Red light from above vaporizes agonized human figures into skeletons, as the small figure of Captain America futilely raises his shield to protect another in AXE: Judgment Day #4 (2022).

AXE: Judgment Day #4
Image: Kieron Gillen, Valerio Schiti/Marvel Comics

Meanwhile, the comics that spawned all of those stories have been pressing onward, and the industry around them has emerged from pandemic chaos in remarkably good shape. Besides, even if Marvel Comics wasn’t profitable, it’d still make sense for Disney to keep funding it for its value as an R&D division. Compared to the nine-digit budgets of movies — the last three Avengers films are three of the four most expensive ever made — comics are outrageously cheap to produce. (If 29 out of 30 new titles flop and the other one is Ms. Marvel, that’s still a worthwhile investment in intellectual property.) X-Men editor Jordan D. White noted in a recent interview that Marvel Studios’ attitude toward the comics group is “[w]e want you to stay 5-10 years ahead of us because we want you to be doing fun and interesting stuff that we can do down the line.”

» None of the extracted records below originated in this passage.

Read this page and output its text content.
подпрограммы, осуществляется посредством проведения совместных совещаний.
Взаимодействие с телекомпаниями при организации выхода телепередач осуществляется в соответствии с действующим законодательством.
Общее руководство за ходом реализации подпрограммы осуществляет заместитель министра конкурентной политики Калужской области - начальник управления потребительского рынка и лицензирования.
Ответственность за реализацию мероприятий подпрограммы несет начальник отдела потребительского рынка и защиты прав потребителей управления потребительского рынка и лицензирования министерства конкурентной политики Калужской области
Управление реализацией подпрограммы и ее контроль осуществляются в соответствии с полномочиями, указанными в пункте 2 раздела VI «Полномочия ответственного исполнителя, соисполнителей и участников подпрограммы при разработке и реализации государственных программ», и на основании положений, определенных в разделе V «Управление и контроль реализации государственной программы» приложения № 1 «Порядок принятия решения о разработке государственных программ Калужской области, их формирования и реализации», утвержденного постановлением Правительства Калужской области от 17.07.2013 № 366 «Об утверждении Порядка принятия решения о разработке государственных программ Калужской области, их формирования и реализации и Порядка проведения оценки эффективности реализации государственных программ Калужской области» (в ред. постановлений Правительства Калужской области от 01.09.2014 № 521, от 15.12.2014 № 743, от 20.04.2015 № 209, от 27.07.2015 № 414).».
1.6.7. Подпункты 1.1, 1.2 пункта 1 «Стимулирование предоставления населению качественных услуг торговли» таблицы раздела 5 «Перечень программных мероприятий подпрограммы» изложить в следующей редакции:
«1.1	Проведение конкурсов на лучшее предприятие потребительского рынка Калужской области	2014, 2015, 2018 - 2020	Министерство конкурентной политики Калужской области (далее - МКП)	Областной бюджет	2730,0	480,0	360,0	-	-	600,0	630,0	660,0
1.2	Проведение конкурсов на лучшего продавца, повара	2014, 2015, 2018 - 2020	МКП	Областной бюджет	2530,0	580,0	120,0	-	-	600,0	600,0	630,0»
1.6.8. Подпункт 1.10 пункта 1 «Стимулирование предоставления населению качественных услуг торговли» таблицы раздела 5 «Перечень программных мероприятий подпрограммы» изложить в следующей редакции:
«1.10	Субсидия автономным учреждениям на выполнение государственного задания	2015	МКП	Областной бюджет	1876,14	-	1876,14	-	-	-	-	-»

Print comics aren’t going away anytime soon — their readers are deeply devoted to them as physical objects — but digital comics are continuing to grow, too. (Marvel is currently releasing half a dozen or so new stories created for the Webtoons-like “vertical scroll on your phone” format every week.) I also bet that the recent success of Miles Morales: Shock Waves means we’re going to be seeing a lot more middle-grade and young-adult original graphic novels, and fan enthusiasm for adventurous artists like Peach Momoko and Jeffrey Veregge suggests that the range of visual styles in mainstream comics will be widening further.

As for whether there will be more new breakout characters like Miles or Kamala Khan, that’s less certain: They’ve been notoriously hard to establish for a few decades now. Nonetheless, the writer Jonathan Hickman and artist Valerio Schiti are currently working on a secret project that Hickman has described as “Sandman for the Marvel Universe.” Given Hickman’s record as the cleverest long-term planner of Marvel’s past decade, it’s likely to set at least some of the comics line’s direction for the years to come.